RECOMMENDATION: With a consolidated Safety Rank of 12 (worse than 88% compared with alternatives), Domino's Pizza Group has a financing structure that is significantly riskier than that of its competitors. High Leverage (a low Obermatt Leverage Rank) is good in good times, because it usually indicates that shareholders get higher returns. The good Liquidity performance of the company is an indicator that this is the case. However, if you expect an economic downturn, you may stay clear of this stock because they have an above-average debt level that needs refinancing soon. If the company is sailing with good winds, as may be visible from the Growth and Sentiment performance, the refinancing risk may be lower than the low Refinancing rank suggests. ...read more

SAFETY METRICS 2021 2022 2023 2024
LEVERAGE
LEVERAGE
REFINANCING
REFINANCING
LIQUIDITY
LIQUIDITY
CONSOLIDATED RANK: SAFETY
CONSOLIDATED RANK: SAFETY

Last update of Safety Rank: 19-Dec-2024. Stock analysis on safety metrics: The higher the rank, the lower the leverage of Domino's Pizza Group and the more cash is available to service its debt.

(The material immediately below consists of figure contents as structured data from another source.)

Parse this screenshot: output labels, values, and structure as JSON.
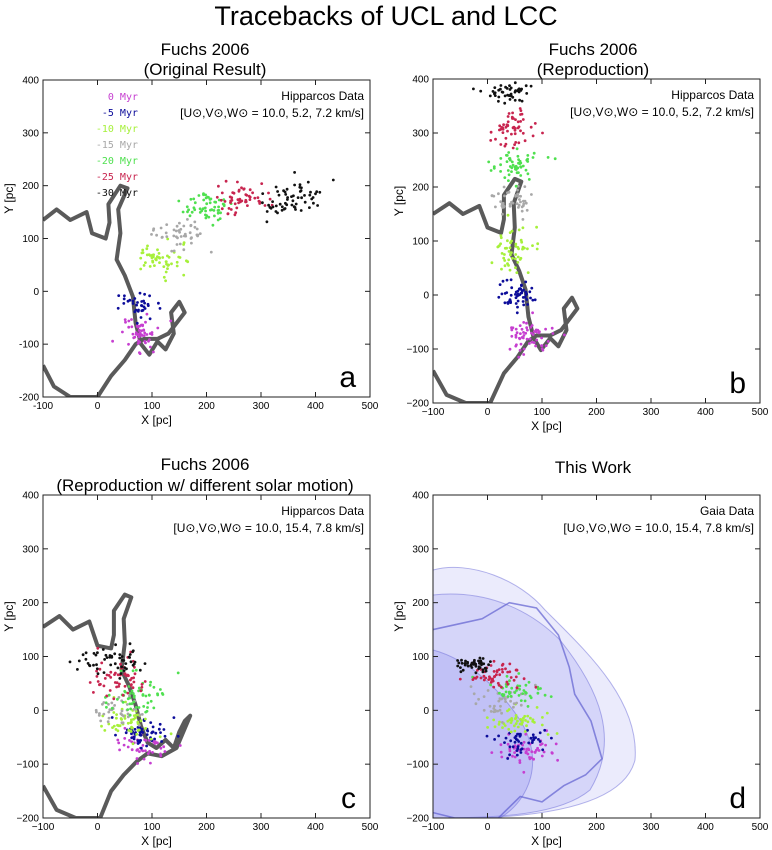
{
  "figure": {
    "title": "Tracebacks of UCL and LCC"
  },
  "palette": {
    "0": "#c63fd0",
    "-5": "#0c0c9a",
    "-10": "#a6f03a",
    "-15": "#a8a8a8",
    "-20": "#4fe04f",
    "-25": "#c8254f",
    "-30": "#111111",
    "outline": "#5a5a5a",
    "envelope": "#8f8ff0"
  },
  "legend": {
    "entries": [
      {
        "label": "0  Myr",
        "key": "0"
      },
      {
        "label": "-5  Myr",
        "key": "-5"
      },
      {
        "label": "-10  Myr",
        "key": "-10"
      },
      {
        "label": "-15  Myr",
        "key": "-15"
      },
      {
        "label": "-20  Myr",
        "key": "-20"
      },
      {
        "label": "-25  Myr",
        "key": "-25"
      },
      {
        "label": "-30  Myr",
        "key": "-30"
      }
    ]
  },
  "panels": [
    {
      "id": "a",
      "title_line1": "Fuchs 2006",
      "title_line2": "(Original Result)",
      "data_source": "Hipparcos Data",
      "solar_motion": "[U⊙,V⊙,W⊙ = 10.0, 5.2, 7.2 km/s]",
      "letter": "a",
      "xlabel": "X  [pc]",
      "ylabel": "Y  [pc]",
      "xlim": [
        -100,
        500
      ],
      "ylim": [
        -200,
        400
      ],
      "xticks": [
        "-100",
        "0",
        "100",
        "200",
        "300",
        "400",
        "500"
      ],
      "yticks": [
        "-200",
        "-100",
        "0",
        "100",
        "200",
        "300",
        "400"
      ]
    },
    {
      "id": "b",
      "title_line1": "Fuchs 2006",
      "title_line2": "(Reproduction)",
      "data_source": "Hipparcos Data",
      "solar_motion": "[U⊙,V⊙,W⊙ = 10.0, 5.2, 7.2 km/s]",
      "letter": "b",
      "xlabel": "X [pc]",
      "ylabel": "Y [pc]",
      "xlim": [
        -100,
        500
      ],
      "ylim": [
        -200,
        400
      ],
      "xticks": [
        "−100",
        "0",
        "100",
        "200",
        "300",
        "400",
        "500"
      ],
      "yticks": [
        "−200",
        "−100",
        "0",
        "100",
        "200",
        "300",
        "400"
      ]
    },
    {
      "id": "c",
      "title_line1": "Fuchs 2006",
      "title_line2": "(Reproduction w/ different solar motion)",
      "data_source": "Hipparcos Data",
      "solar_motion": "[U⊙,V⊙,W⊙ = 10.0, 15.4, 7.8 km/s]",
      "letter": "c",
      "xlabel": "X [pc]",
      "ylabel": "Y [pc]",
      "xlim": [
        -100,
        500
      ],
      "ylim": [
        -200,
        400
      ],
      "xticks": [
        "−100",
        "0",
        "100",
        "200",
        "300",
        "400",
        "500"
      ],
      "yticks": [
        "−200",
        "−100",
        "0",
        "100",
        "200",
        "300",
        "400"
      ]
    },
    {
      "id": "d",
      "title_line1": "This Work",
      "title_line2": "",
      "data_source": "Gaia Data",
      "solar_motion": "[U⊙,V⊙,W⊙ = 10.0, 15.4, 7.8 km/s]",
      "letter": "d",
      "xlabel": "X [pc]",
      "ylabel": "Y [pc]",
      "xlim": [
        -100,
        500
      ],
      "ylim": [
        -200,
        400
      ],
      "xticks": [
        "−100",
        "0",
        "100",
        "200",
        "300",
        "400",
        "500"
      ],
      "yticks": [
        "−200",
        "−100",
        "0",
        "100",
        "200",
        "300",
        "400"
      ]
    }
  ],
  "chart_data": [
    {
      "panel": "a",
      "type": "scatter",
      "outline_pc": [
        [
          -100,
          135
        ],
        [
          -75,
          155
        ],
        [
          -50,
          135
        ],
        [
          -20,
          150
        ],
        [
          -10,
          110
        ],
        [
          15,
          100
        ],
        [
          22,
          130
        ],
        [
          20,
          165
        ],
        [
          42,
          200
        ],
        [
          55,
          195
        ],
        [
          38,
          155
        ],
        [
          42,
          110
        ],
        [
          35,
          60
        ],
        [
          50,
          30
        ],
        [
          65,
          -10
        ],
        [
          70,
          -60
        ],
        [
          80,
          -100
        ],
        [
          95,
          -120
        ],
        [
          110,
          -95
        ],
        [
          125,
          -110
        ],
        [
          140,
          -80
        ],
        [
          135,
          -40
        ],
        [
          150,
          -20
        ],
        [
          160,
          -40
        ],
        [
          130,
          -80
        ],
        [
          110,
          -90
        ],
        [
          85,
          -90
        ],
        [
          70,
          -100
        ],
        [
          50,
          -130
        ],
        [
          25,
          -160
        ],
        [
          0,
          -200
        ],
        [
          -50,
          -200
        ],
        [
          -80,
          -180
        ],
        [
          -100,
          -140
        ]
      ],
      "series": [
        {
          "name": "0 Myr",
          "key": "0",
          "cx": 70,
          "cy": -80,
          "sx": 35,
          "sy": 30,
          "n": 55
        },
        {
          "name": "-5 Myr",
          "key": "-5",
          "cx": 75,
          "cy": -25,
          "sx": 35,
          "sy": 20,
          "n": 35
        },
        {
          "name": "-10 Myr",
          "key": "-10",
          "cx": 110,
          "cy": 60,
          "sx": 40,
          "sy": 30,
          "n": 55
        },
        {
          "name": "-15 Myr",
          "key": "-15",
          "cx": 150,
          "cy": 110,
          "sx": 40,
          "sy": 25,
          "n": 45
        },
        {
          "name": "-20 Myr",
          "key": "-20",
          "cx": 200,
          "cy": 160,
          "sx": 40,
          "sy": 25,
          "n": 55
        },
        {
          "name": "-25 Myr",
          "key": "-25",
          "cx": 270,
          "cy": 175,
          "sx": 45,
          "sy": 25,
          "n": 55
        },
        {
          "name": "-30 Myr",
          "key": "-30",
          "cx": 360,
          "cy": 175,
          "sx": 50,
          "sy": 30,
          "n": 60
        }
      ]
    },
    {
      "panel": "b",
      "type": "scatter",
      "outline_pc": [
        [
          -100,
          150
        ],
        [
          -70,
          170
        ],
        [
          -45,
          150
        ],
        [
          -15,
          165
        ],
        [
          0,
          125
        ],
        [
          25,
          115
        ],
        [
          30,
          140
        ],
        [
          30,
          185
        ],
        [
          50,
          215
        ],
        [
          62,
          210
        ],
        [
          48,
          170
        ],
        [
          50,
          125
        ],
        [
          44,
          75
        ],
        [
          58,
          45
        ],
        [
          70,
          10
        ],
        [
          75,
          -40
        ],
        [
          85,
          -80
        ],
        [
          98,
          -102
        ],
        [
          115,
          -80
        ],
        [
          130,
          -95
        ],
        [
          145,
          -65
        ],
        [
          140,
          -25
        ],
        [
          155,
          -5
        ],
        [
          165,
          -25
        ],
        [
          135,
          -65
        ],
        [
          115,
          -75
        ],
        [
          90,
          -75
        ],
        [
          75,
          -85
        ],
        [
          55,
          -115
        ],
        [
          30,
          -145
        ],
        [
          5,
          -200
        ],
        [
          -40,
          -200
        ],
        [
          -75,
          -185
        ],
        [
          -100,
          -140
        ]
      ],
      "series": [
        {
          "name": "0 Myr",
          "key": "0",
          "cx": 75,
          "cy": -75,
          "sx": 35,
          "sy": 30,
          "n": 60
        },
        {
          "name": "-5 Myr",
          "key": "-5",
          "cx": 55,
          "cy": 0,
          "sx": 35,
          "sy": 25,
          "n": 55
        },
        {
          "name": "-10 Myr",
          "key": "-10",
          "cx": 50,
          "cy": 80,
          "sx": 35,
          "sy": 35,
          "n": 55
        },
        {
          "name": "-15 Myr",
          "key": "-15",
          "cx": 50,
          "cy": 175,
          "sx": 35,
          "sy": 25,
          "n": 45
        },
        {
          "name": "-20 Myr",
          "key": "-20",
          "cx": 50,
          "cy": 240,
          "sx": 35,
          "sy": 25,
          "n": 55
        },
        {
          "name": "-25 Myr",
          "key": "-25",
          "cx": 50,
          "cy": 310,
          "sx": 35,
          "sy": 25,
          "n": 55
        },
        {
          "name": "-30 Myr",
          "key": "-30",
          "cx": 40,
          "cy": 375,
          "sx": 35,
          "sy": 15,
          "n": 45
        }
      ]
    },
    {
      "panel": "c",
      "type": "scatter",
      "outline_pc": [
        [
          -100,
          155
        ],
        [
          -70,
          175
        ],
        [
          -45,
          150
        ],
        [
          -15,
          165
        ],
        [
          0,
          120
        ],
        [
          25,
          115
        ],
        [
          30,
          140
        ],
        [
          30,
          185
        ],
        [
          50,
          215
        ],
        [
          62,
          210
        ],
        [
          48,
          170
        ],
        [
          50,
          125
        ],
        [
          44,
          75
        ],
        [
          58,
          45
        ],
        [
          70,
          10
        ],
        [
          80,
          -30
        ],
        [
          92,
          -60
        ],
        [
          108,
          -70
        ],
        [
          125,
          -55
        ],
        [
          140,
          -70
        ],
        [
          150,
          -40
        ],
        [
          160,
          -20
        ],
        [
          170,
          -10
        ],
        [
          145,
          -70
        ],
        [
          118,
          -85
        ],
        [
          92,
          -80
        ],
        [
          72,
          -95
        ],
        [
          48,
          -120
        ],
        [
          25,
          -150
        ],
        [
          5,
          -200
        ],
        [
          -40,
          -200
        ],
        [
          -75,
          -185
        ],
        [
          -100,
          -140
        ]
      ],
      "series": [
        {
          "name": "0 Myr",
          "key": "0",
          "cx": 80,
          "cy": -70,
          "sx": 35,
          "sy": 25,
          "n": 45
        },
        {
          "name": "-5 Myr",
          "key": "-5",
          "cx": 90,
          "cy": -40,
          "sx": 40,
          "sy": 25,
          "n": 55
        },
        {
          "name": "-10 Myr",
          "key": "-10",
          "cx": 60,
          "cy": -20,
          "sx": 40,
          "sy": 25,
          "n": 55
        },
        {
          "name": "-15 Myr",
          "key": "-15",
          "cx": 35,
          "cy": 0,
          "sx": 35,
          "sy": 25,
          "n": 40
        },
        {
          "name": "-20 Myr",
          "key": "-20",
          "cx": 70,
          "cy": 30,
          "sx": 45,
          "sy": 30,
          "n": 55
        },
        {
          "name": "-25 Myr",
          "key": "-25",
          "cx": 40,
          "cy": 55,
          "sx": 45,
          "sy": 30,
          "n": 55
        },
        {
          "name": "-30 Myr",
          "key": "-30",
          "cx": 30,
          "cy": 95,
          "sx": 45,
          "sy": 25,
          "n": 55
        }
      ]
    },
    {
      "panel": "d",
      "type": "scatter",
      "outline_pc": [
        [
          -100,
          150
        ],
        [
          -55,
          160
        ],
        [
          -10,
          170
        ],
        [
          40,
          200
        ],
        [
          90,
          190
        ],
        [
          130,
          140
        ],
        [
          150,
          80
        ],
        [
          160,
          30
        ],
        [
          190,
          -20
        ],
        [
          210,
          -90
        ],
        [
          180,
          -120
        ],
        [
          140,
          -140
        ],
        [
          100,
          -170
        ],
        [
          60,
          -160
        ],
        [
          20,
          -200
        ],
        [
          -60,
          -200
        ],
        [
          -100,
          -190
        ]
      ],
      "series": [
        {
          "name": "0 Myr",
          "key": "0",
          "cx": 70,
          "cy": -75,
          "sx": 40,
          "sy": 25,
          "n": 55
        },
        {
          "name": "-5 Myr",
          "key": "-5",
          "cx": 60,
          "cy": -55,
          "sx": 40,
          "sy": 20,
          "n": 45
        },
        {
          "name": "-10 Myr",
          "key": "-10",
          "cx": 55,
          "cy": -20,
          "sx": 45,
          "sy": 25,
          "n": 50
        },
        {
          "name": "-15 Myr",
          "key": "-15",
          "cx": 25,
          "cy": 20,
          "sx": 40,
          "sy": 25,
          "n": 40
        },
        {
          "name": "-20 Myr",
          "key": "-20",
          "cx": 60,
          "cy": 40,
          "sx": 45,
          "sy": 25,
          "n": 45
        },
        {
          "name": "-25 Myr",
          "key": "-25",
          "cx": 20,
          "cy": 60,
          "sx": 40,
          "sy": 25,
          "n": 55
        },
        {
          "name": "-30 Myr",
          "key": "-30",
          "cx": -25,
          "cy": 85,
          "sx": 25,
          "sy": 12,
          "n": 45
        }
      ]
    }
  ]
}
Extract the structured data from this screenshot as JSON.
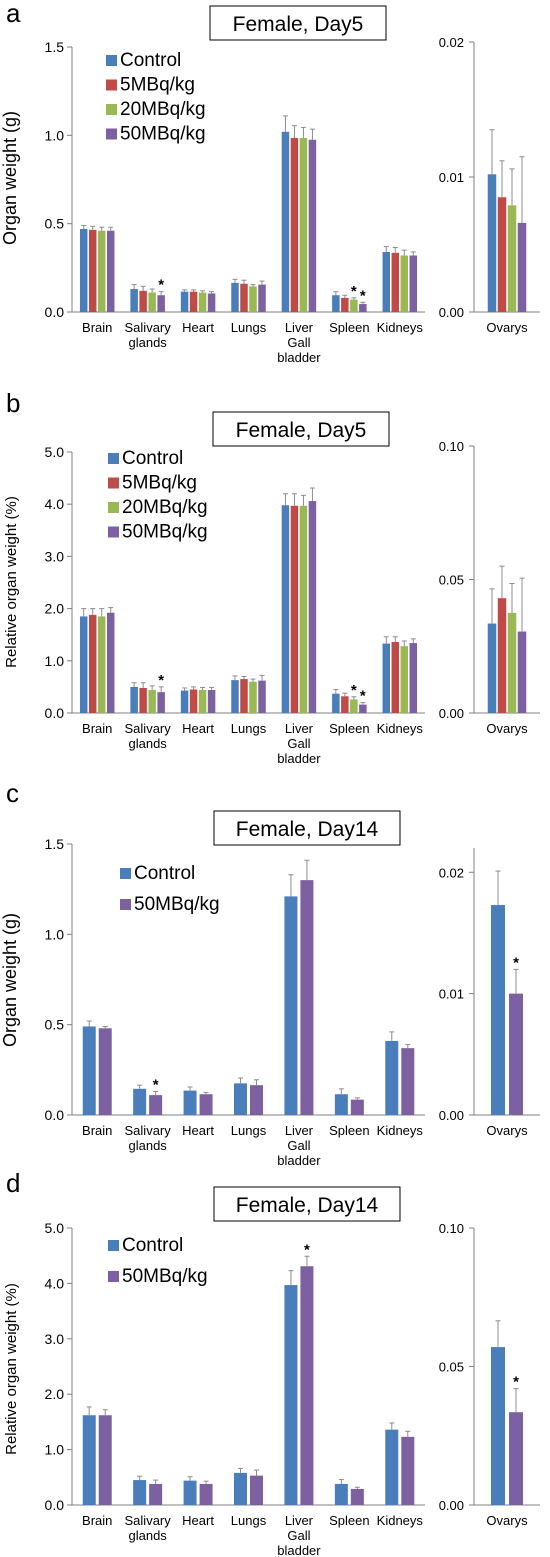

Sentiment Metrics in Detail

SENTIMENT 2021 2022 2023 2024
ANALYST OPINIONS
ANALYST OPINIONS
OPINIONS CHANGE
OPINIONS CHANGE
PRO HOLDINGS
PRO HOLDINGS
MARKET PULSE
MARKET PULSE
CONSOLIDATED RANK: SENTIMENT
CONSOLIDATED RANK: SENTIMENT

Last update of Sentiment Rank: 19-Dec-2024. Stock analysis on sentiment metrics: The higher the rank, the more positive the sentiment for Domino's Pizza Group.
Upgrade to a Premium Account to access the latest ranks.


Free stock analysis by the purely fact based Obermatt Method for Domino's Pizza Group from December 19, 2024.

Obermatt Portfolio Performance
We’re so convinced about our free research, that we buy our stock tips.
See the performance of the Obermatt portfolio.